# Breeding Brichardi



## ratbones86 (Jun 29, 2012)

Whats the best temp to keep the water to get brichardi to breed at? and are there any tips or tricks i should know to get them to breed??


----------



## Fogelhund (Dec 3, 2002)

78F is likely ideal. There is no trick, just patience. Clean water, good food, make them feel comfortable.


----------



## ratbones86 (Jun 29, 2012)

ok thanks alot


----------



## Floridagirl (Jan 10, 2008)

A male and a female..that's all it takes. And once it starts, it won't stop. Enjoy the tank!


----------



## ShiroYuki (Jan 29, 2013)

Hello

Did you manage to get them to breed? I have been trying to get mine to breed for the pas year, nothing. They flirt do the whole darting ritual, but when it comes to the point where the eggs are laid the male eats the eggs??!! Can anyone help me with this?

The water is fine, feeding program is good, the fish are sexed correctly, they don't want to pair off with any other fish, I've tried to pair them to other fish of the same species, they either kill them or chase them to the top corners. What should I do? I'm starting to think I should trade them for african jewels, which my fiance is breeding with success...I've decided to join this forum and give them one more shot...I want to see their family dinamics in action...

Herman


----------



## Floridagirl (Jan 10, 2008)

What size tank?
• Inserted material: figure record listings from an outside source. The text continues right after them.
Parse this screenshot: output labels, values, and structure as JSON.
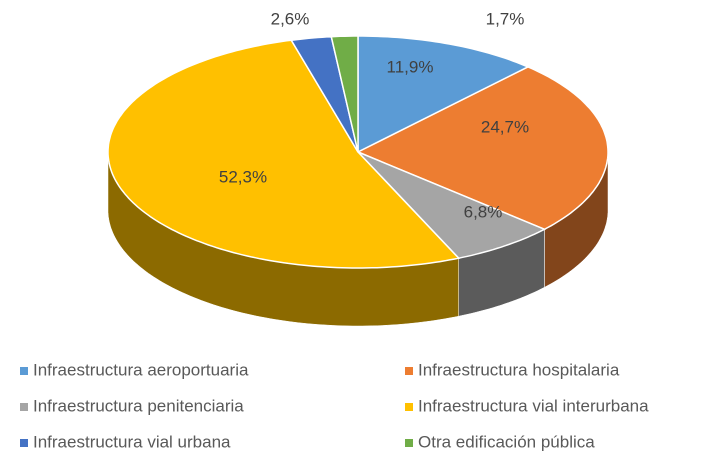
{
  "chart_data": {
    "type": "pie3d",
    "categories": [
      "Infraestructura aeroportuaria",
      "Infraestructura hospitalaria",
      "Infraestructura penitenciaria",
      "Infraestructura vial interurbana",
      "Infraestructura vial urbana",
      "Otra edificación pública"
    ],
    "values": [
      11.9,
      24.7,
      6.8,
      52.3,
      2.6,
      1.7
    ],
    "value_labels": [
      "11,9%",
      "24,7%",
      "6,8%",
      "52,3%",
      "2,6%",
      "1,7%"
    ],
    "colors": [
      "#5b9bd5",
      "#ed7d31",
      "#a5a5a5",
      "#ffc000",
      "#4472c4",
      "#70ad47"
    ],
    "legend": "bottom"
  }
}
And what kind of rockscape? I'd have a cave in there for each of them.


----------



## ShiroYuki (Jan 29, 2013)

I think I should open up a new thread with this, but in the mean time...I have a lot of coral rocks in the tank forming a network of caves/crevaces. Its I believe a 40 or a 30 gallon tank. Water temperature is between 70-80F depending on how hot my room gets, it rarely goes above 75F


----------



## Floridagirl (Jan 10, 2008)

Yes. Start a thread. Although itis on the same topic, we don't want to wander too far from the OP.


----------



## ratbones86 (Jun 29, 2012)

no they havent breed yet they are still very little id say about 1.5"-2" they just paired up not to long ago and they just started to dig a nest. I do weekly water changes and i keep my tank between 78-80 f and my ph is anywhere between 8-9 I try and minic the natural enviroment as best as i can. well i hope i am anyways considering they are in a tank and not in a lake. I have plants in m tank but thats just to add color and break up LOS (line of sight) Heres a pic of my tank but *** added a few more fake plants to make it look better to me.


----------



## ratbones86 (Jun 29, 2012)

Ok my tank dont look like the picture above anymore but im bringing this thread back because i have a question.....
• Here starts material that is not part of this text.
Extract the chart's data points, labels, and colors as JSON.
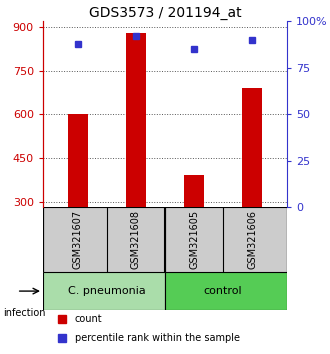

I've had my brichardi for about 7 months i got them when they were 1" I have a pair left. They have been in this tank with water changes weekly of 10g out of a 29g tank. Tank sits at 76F. How old do they need to be before they actually start to breed? Its driving me nuts lol. Everyone says there isnt a trick but there is something im not doing right apparently lol. Any thoughts?


----------



## lorax84 (Feb 19, 2013)

If it were me I would probably turn the tank up to 78 and then do water changes with 76 degree water. I'd also probably do 2 water changes a week, still 10 gallons for each change.


----------



## Fogelhund (Dec 3, 2002)

How big are they now?


----------



## ratbones86 (Jun 29, 2012)

Id say about 2.5"


----------



## ratbones86 (Jun 29, 2012)

I cant make the temp any higher because thehater in that tank stays at 76F and the other one that i could put in it just started sticking so i have to find one to replace it. Everyone says that brichardi are very easy to breed well dangit i aint having any luck with them yet. Kinda starting to make me mad because i cant figure out what im doing wrong lol.


----------



## Fogelhund (Dec 3, 2002)

Well, they are kind of small still, but just near that point when they should be breeding. Having said that, with only two left, you might not even have a male female. I would consider waiting for a few more months to see what happens. It seems when we given up that they actually start breeding.


----------



## ratbones86 (Jun 29, 2012)

Well im pretty sure i have a male and female. The male nips at the female sometimes likes hes trying to get her to go. They always hang out together and are always near each other. I dunno its driving me nuts i tell ya rofl


----------